Under the rules of civil procedure, service of process can be effected on an individual only “by delivering a copy to him personally or by leaving a copy at his usual place of abode with some person of suitable age and discretion then residing therein.” Minn.R.Civ.P. 4.03(a). Limited exceptions are inapplicable here. See id. The July 17, 1986, summons was left with Stich’s receptionist at his law office, clearly violating the rule.

Thiele relies on Larson v. Hendrickson, 394 N.W.2d 524, 526 (Minn.App. 1986), for the proposition that rules governing service are liberally construed when the intended recipient had actual notice of the lawsuit. Larson involved service on a tenant in defendant’s house while defendant was out of state; the issue was whether the house was defendant’s “usual place of abode.” In that context, defendant’s actual notice of the suit contributed to the finding that service was effective under Rule 4.03. Id.
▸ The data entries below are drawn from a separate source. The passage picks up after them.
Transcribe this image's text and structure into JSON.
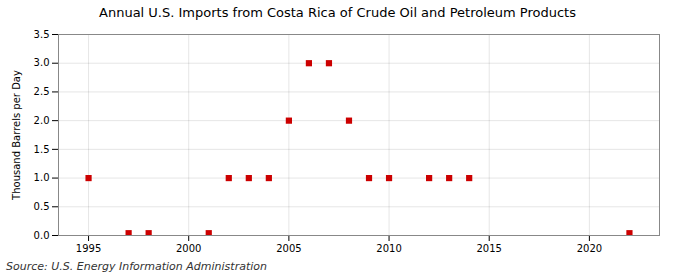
{
  "chart_data": {
    "type": "scatter",
    "title": "Annual U.S. Imports from Costa Rica of Crude Oil and Petroleum Products",
    "ylabel": "Thousand Barrels per Day",
    "annotations": [
      "Source: U.S. Energy Information Administration"
    ],
    "x": [
      1995,
      1997,
      1998,
      2001,
      2002,
      2003,
      2004,
      2005,
      2006,
      2007,
      2008,
      2009,
      2010,
      2012,
      2013,
      2014,
      2022
    ],
    "values": [
      1.0,
      0.04,
      0.04,
      0.04,
      1.0,
      1.0,
      1.0,
      2.0,
      3.0,
      3.0,
      2.0,
      1.0,
      1.0,
      1.0,
      1.0,
      1.0,
      0.04
    ],
    "color": "#cc0000",
    "marker": "square",
    "xlim": [
      1993.5,
      2023.5
    ],
    "xticks": [
      1995,
      2000,
      2005,
      2010,
      2015,
      2020
    ],
    "ylim": [
      0.0,
      3.5
    ],
    "yticks": [
      {
        "value": 0.0,
        "label": "0.0"
      },
      {
        "value": 0.5,
        "label": "0.5"
      },
      {
        "value": 1.0,
        "label": "1.0"
      },
      {
        "value": 1.5,
        "label": "1.5"
      },
      {
        "value": 2.0,
        "label": "2.0"
      },
      {
        "value": 2.5,
        "label": "2.5"
      },
      {
        "value": 3.0,
        "label": "3.0"
      },
      {
        "value": 3.5,
        "label": "3.5"
      }
    ],
    "grid": true
  }
}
This “actual notice” exception, however, has been recognized only in cases involving substitute service at defendant’s residence. See, e.g., Minnesota Mining & Manufacturing Co. v. Kirkevold, 87 F.R.D. 317 (D.Minn. 1980). One reason for this approach is that there may be no place significantly more desirable for the papers to be left. Wright & Miller, Federal Practice and Procedure, § 1096 at 79 (2d ed. 1987). Rule 4 is otherwise taken literally, and cannot be satisfied by service on defendant’s place of work or business. Thompson v. Kerr, 555 F.Supp. 1090, 1093 (D. Ohio 1982); Wright & Miller § 1096 at 74. Actual notice will not subject defendants to personal jurisdiction absent substantial compliance with Rule 4. See Benny v. Pipes, 799 F.2d 489, 492 (9th Cir. 1986); Jackson v. Hayakawa, 682 F.2d 1344, 1347 (9th Cir. 1982).
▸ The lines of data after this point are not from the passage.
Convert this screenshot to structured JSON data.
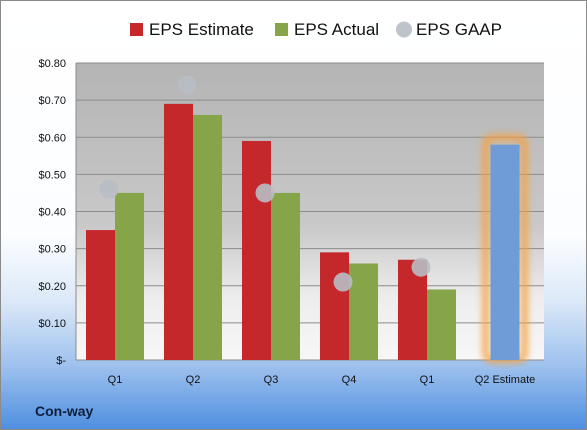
{
  "company": "Con-way",
  "chart_data": {
    "type": "bar",
    "categories": [
      "Q1",
      "Q2",
      "Q3",
      "Q4",
      "Q1",
      "Q2 Estimate"
    ],
    "ylim": [
      0,
      0.8
    ],
    "yticks": [
      {
        "value": 0,
        "label": "$-"
      },
      {
        "value": 0.1,
        "label": "$0.10"
      },
      {
        "value": 0.2,
        "label": "$0.20"
      },
      {
        "value": 0.3,
        "label": "$0.30"
      },
      {
        "value": 0.4,
        "label": "$0.40"
      },
      {
        "value": 0.5,
        "label": "$0.50"
      },
      {
        "value": 0.6,
        "label": "$0.60"
      },
      {
        "value": 0.7,
        "label": "$0.70"
      },
      {
        "value": 0.8,
        "label": "$0.80"
      }
    ],
    "grid": true,
    "legend_position": "top",
    "series": [
      {
        "name": "EPS Estimate",
        "type": "bar",
        "color": "#c5282a",
        "values": [
          0.35,
          0.69,
          0.59,
          0.29,
          0.27,
          null
        ]
      },
      {
        "name": "EPS Actual",
        "type": "bar",
        "color": "#86a548",
        "values": [
          0.45,
          0.66,
          0.45,
          0.26,
          0.19,
          null
        ]
      },
      {
        "name": "EPS GAAP",
        "type": "scatter",
        "color": "#b8bcc4",
        "values": [
          0.46,
          0.74,
          0.45,
          0.21,
          0.25,
          null
        ]
      }
    ],
    "estimate": {
      "category": "Q2 Estimate",
      "value": 0.58,
      "color": "#6f9bd6",
      "glow": "#f5a243"
    }
  }
}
No attempt was made here to serve a summons at Stich’s residence. Leaving the papers with Stich’s receptionist did not comply with the rule in any way. The court of appeals correctly found the first attempted service was ineffective, and Stich was not effectively served until August 14, 1986.

IV.

There was no dispute in trial court that Thiele’s malpractice action accrued on July 29,1980, when damage from Stich’s alleged negligence occurred. See Dalton v. Dow Chemical Co., 280 Minn. 147, 153, 158 N.W.2d 580, 584 (1968). As Stich was not effectively served within six years of that date, the malpractice claim was time-barred under Minn.Stat. § 541.05, subd. 1(5). The trial court correctly granted summary judgment, for Stich. We reverse the court of appeals insofar as it considered and decided an issue never litigated below, the merits of which we need not reach.

Reversed.

1

. The United States Supreme Court has recently interpreted this burden, when the party also bears the burden of persuasion on the merits, as a duty to produce “credible evidence — using any of the materials specified in Rule 56(c) — that would entitle it to a directed verdict if not controverted at trial." Celotex Corp. v. Catrett, 477 U.S. 317, 106 S.Ct. 2548, 2557, 91 L.Ed.2d 265 (1986) (Brennan J., writing in dissent but laying out majority position with which he agrees). Celotex, however, speaks more directly to the issue of the moving party’s burden on summary judgment when the nonmoving party carries the burden of persuasion at trial. Id. 106 S.Ct. at 2554-55.